MOG Antibody Disease
A subset of people who were once grouped under NMOSD actually have antibodies against a different protein called MOG (myelin oligodendrocyte glycoprotein). This condition, now called MOG antibody-associated disease, looks similar on the surface but behaves differently. MOG-positive patients are more often male, more frequently have bilateral optic neuritis (affecting both eyes at once, in roughly 73% of attacks), and tend to recover better. Their median disability scores are significantly lower than those of aquaporin-4 antibody-positive patients. Spinal cord lesions in MOG disease tend to sit lower, in the thoracolumbar region, while aquaporin-4 disease favors the cervicothoracic cord. MOG-positive patients are also much less likely to experience the prolonged nausea, vomiting, or hiccups typical of aquaporin-4 NMOSD.
What Happens Without Treatment
About 90% of NMOSD patients have a relapsing course, meaning attacks recur over time. Half experience their first relapse within a year, and 90% relapse within five years. Each attack carries the risk of permanent damage, and unlike MS, recovery between attacks is often incomplete. Without treatment, 50% of patients with relapsing NMOSD become blind in one or both eyes or need assistance walking within five years.
Treating Acute Attacks
When an attack occurs, the immediate goal is to stop the inflammation and limit permanent damage.
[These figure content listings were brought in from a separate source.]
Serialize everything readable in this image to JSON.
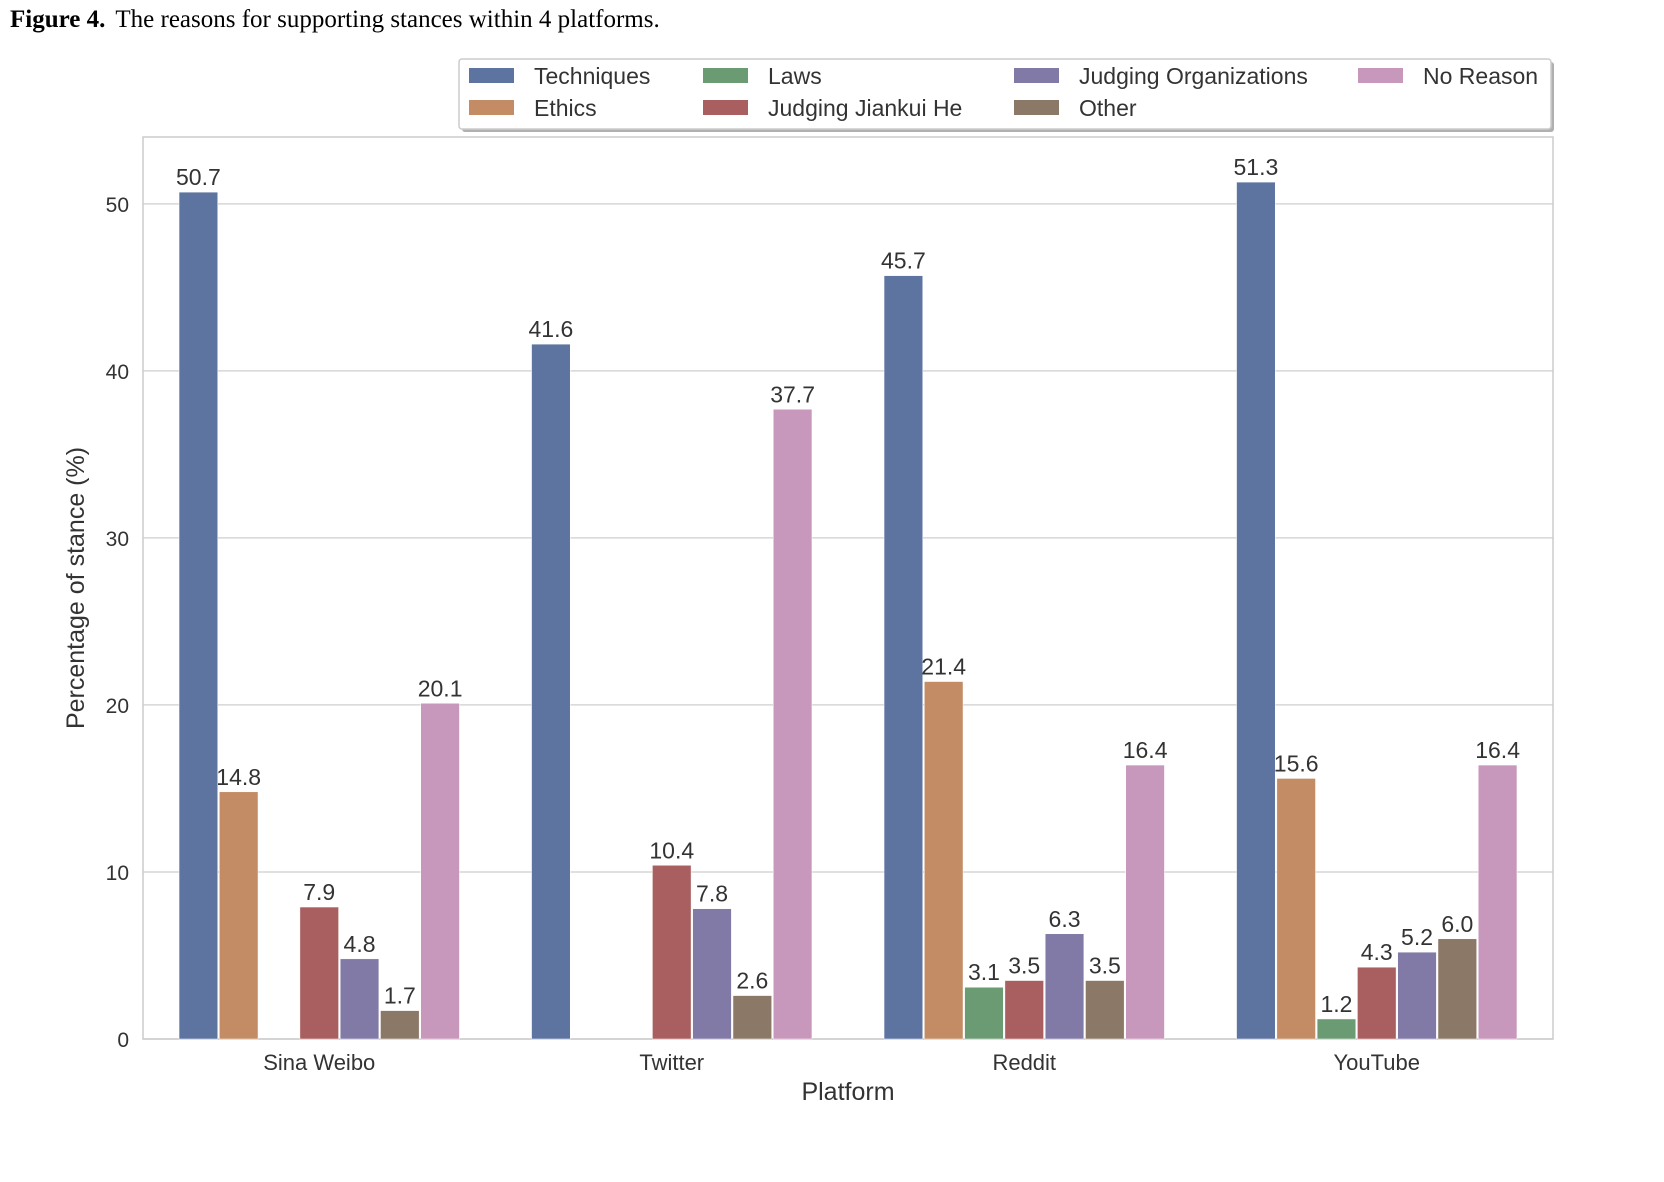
{
  "caption": {
    "label": "Figure 4.",
    "text": "The reasons for supporting stances within 4 platforms."
  },
  "chart_data": {
    "type": "bar",
    "title": "",
    "xlabel": "Platform",
    "ylabel": "Percentage of stance (%)",
    "ylim": [
      0,
      54
    ],
    "yticks": [
      0,
      10,
      20,
      30,
      40,
      50
    ],
    "grid": true,
    "legend_position": "top-right",
    "categories": [
      "Sina Weibo",
      "Twitter",
      "Reddit",
      "YouTube"
    ],
    "series": [
      {
        "name": "Techniques",
        "color": "#5d73a0",
        "values": [
          50.7,
          41.6,
          45.7,
          51.3
        ]
      },
      {
        "name": "Ethics",
        "color": "#c38c65",
        "values": [
          14.8,
          null,
          21.4,
          15.6
        ]
      },
      {
        "name": "Laws",
        "color": "#6b9b72",
        "values": [
          null,
          null,
          3.1,
          1.2
        ]
      },
      {
        "name": "Judging Jiankui He",
        "color": "#a95f5f",
        "values": [
          7.9,
          10.4,
          3.5,
          4.3
        ]
      },
      {
        "name": "Judging Organizations",
        "color": "#817aa6",
        "values": [
          4.8,
          7.8,
          6.3,
          5.2
        ]
      },
      {
        "name": "Other",
        "color": "#8c7867",
        "values": [
          1.7,
          2.6,
          3.5,
          6.0
        ]
      },
      {
        "name": "No Reason",
        "color": "#c897bc",
        "values": [
          20.1,
          37.7,
          16.4,
          16.4
        ]
      }
    ]
  }
}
The first-line treatment is high-dose intravenous corticosteroids, which broadly suppress the immune response. If symptoms don’t improve, or if the attack is severe, plasma exchange (plasmapheresis) is used. This process filters the blood to physically remove the harmful antibodies. A typical course involves five to seven sessions over 10 to 14 days, done daily or every other day.
Preventing Future Attacks
Long-term treatment focuses on preventing relapses, and this is where treatment has been transformed in recent years. Four targeted biologic therapies are now FDA-approved specifically for aquaporin-4 antibody-positive NMOSD, each blocking a different step in the inflammatory chain.
Two of these therapies block complement protein C5, the same immune component that punches holes in astrocytes during an attack. In clinical trials, one reduced attacks by 94% compared to placebo, and the other, a longer-acting version, eliminated relapses entirely over a median follow-up of about 18 months, representing a 98.6% reduction in relapse risk.
A third option depletes B cells, the immune cells that produce the harmful antibodies, and reduced relapse risk by 77% overall and 79% in aquaporin-4 antibody-positive patients. The fourth blocks a signaling molecule called IL-6 that drives inflammation, reducing relapses by 74 to 79% in aquaporin-4 antibody-positive patients depending on whether it was used alone or alongside other immunosuppressants.
These therapies represent a major shift. Before their approval, doctors relied on general immunosuppressants borrowed from other conditions. The targeted drugs are more effective and, for many patients, have made the disease manageable in a way that was not possible a decade ago. All four are specifically approved for people who test positive for aquaporin-4 antibodies, and treatment decisions for antibody-negative patients remain more complex.